Vino Bianco - Blend di vini di antichi vitigni autoctoni canavesani
ACINI PERDUTI
Si abbina bene con gli antipasti di vario genere, con torte salate, con risotti e paste a base di verdure, di funghi, di pesci e in particolare con la bottarga. Piatti caratterizzati da lievi speziature, insalata di mare e di polpo. fritti di mare, verdure in tempura. funghi. Ideale anche l’abbinamento con formaggi giovani o di media stagionatura in particolare coi caprini.
Vino dal colore giallo verdolino con riflessi paglierini. Al naso intenso ed avvolgente con una delicata nota aromatica, su cui sono evidenti i sentori di salvia, erba limonaria, erbe spontanee, basilico, ruta, maggiorana e a seguire note fruttate di agrumi, pere, mele, floreali di acacia e ginestra. In bocca si evidenzia una buona freschezza e altrettanta sapidità, armonicamente alternate e in grande equilibrio. Un vino di moderata struttura e di buona persistenza. ACINI PERDUTI va servito ad una temperatura di 10/12° C per mantenere integro il suo spettro olfattivo e un’ideale esaltazione degli aromi.

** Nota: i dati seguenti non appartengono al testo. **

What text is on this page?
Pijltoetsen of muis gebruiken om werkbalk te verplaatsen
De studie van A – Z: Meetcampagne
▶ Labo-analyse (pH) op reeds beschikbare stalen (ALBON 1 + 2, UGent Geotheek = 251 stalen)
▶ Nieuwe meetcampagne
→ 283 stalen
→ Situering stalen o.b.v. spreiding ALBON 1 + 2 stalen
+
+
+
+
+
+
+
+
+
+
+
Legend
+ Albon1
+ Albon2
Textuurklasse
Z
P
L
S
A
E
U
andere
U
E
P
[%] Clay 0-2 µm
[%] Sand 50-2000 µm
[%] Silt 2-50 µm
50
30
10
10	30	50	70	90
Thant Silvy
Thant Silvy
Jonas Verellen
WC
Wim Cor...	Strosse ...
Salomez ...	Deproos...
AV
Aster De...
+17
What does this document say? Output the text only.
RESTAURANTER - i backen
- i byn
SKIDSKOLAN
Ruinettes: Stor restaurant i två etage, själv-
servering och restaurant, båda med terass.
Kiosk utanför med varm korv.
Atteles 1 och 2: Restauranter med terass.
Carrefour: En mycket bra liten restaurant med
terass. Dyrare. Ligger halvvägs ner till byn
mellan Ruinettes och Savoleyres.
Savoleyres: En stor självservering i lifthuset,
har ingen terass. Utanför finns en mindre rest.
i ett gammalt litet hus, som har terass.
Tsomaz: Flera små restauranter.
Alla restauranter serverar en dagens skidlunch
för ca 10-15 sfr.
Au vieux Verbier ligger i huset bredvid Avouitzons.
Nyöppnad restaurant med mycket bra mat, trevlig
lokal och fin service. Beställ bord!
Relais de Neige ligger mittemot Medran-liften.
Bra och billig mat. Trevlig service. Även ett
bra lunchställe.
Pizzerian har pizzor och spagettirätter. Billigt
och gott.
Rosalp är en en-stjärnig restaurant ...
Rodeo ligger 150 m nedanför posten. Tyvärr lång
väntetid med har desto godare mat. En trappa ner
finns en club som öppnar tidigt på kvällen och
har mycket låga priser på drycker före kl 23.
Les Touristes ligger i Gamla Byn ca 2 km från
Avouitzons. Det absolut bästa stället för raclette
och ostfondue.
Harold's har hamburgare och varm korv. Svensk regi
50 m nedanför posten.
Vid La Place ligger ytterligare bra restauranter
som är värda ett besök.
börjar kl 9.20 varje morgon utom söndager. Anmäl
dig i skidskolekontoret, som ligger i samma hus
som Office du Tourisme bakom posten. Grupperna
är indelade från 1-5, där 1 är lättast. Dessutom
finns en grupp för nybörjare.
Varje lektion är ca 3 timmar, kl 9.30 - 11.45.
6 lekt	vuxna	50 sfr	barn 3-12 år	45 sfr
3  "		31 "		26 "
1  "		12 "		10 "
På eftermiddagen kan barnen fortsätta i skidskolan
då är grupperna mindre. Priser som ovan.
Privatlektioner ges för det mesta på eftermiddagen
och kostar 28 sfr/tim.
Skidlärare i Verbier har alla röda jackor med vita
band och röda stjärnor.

La fermentazione avviene su lieviti indigeni in tino d’acciaio. L’affinamento continua sempre in contenitori di acciaio fino ad aprile dell’anno successivo alla vendemmia. Al termine della maturazione passa ad una chiarifica e una filtrazione non invasive nel massimo rispetto dell’integrità del vino. Segue poi ancora un affinamento in bottiglia 2/3 mesi prima di essere messo in commercio.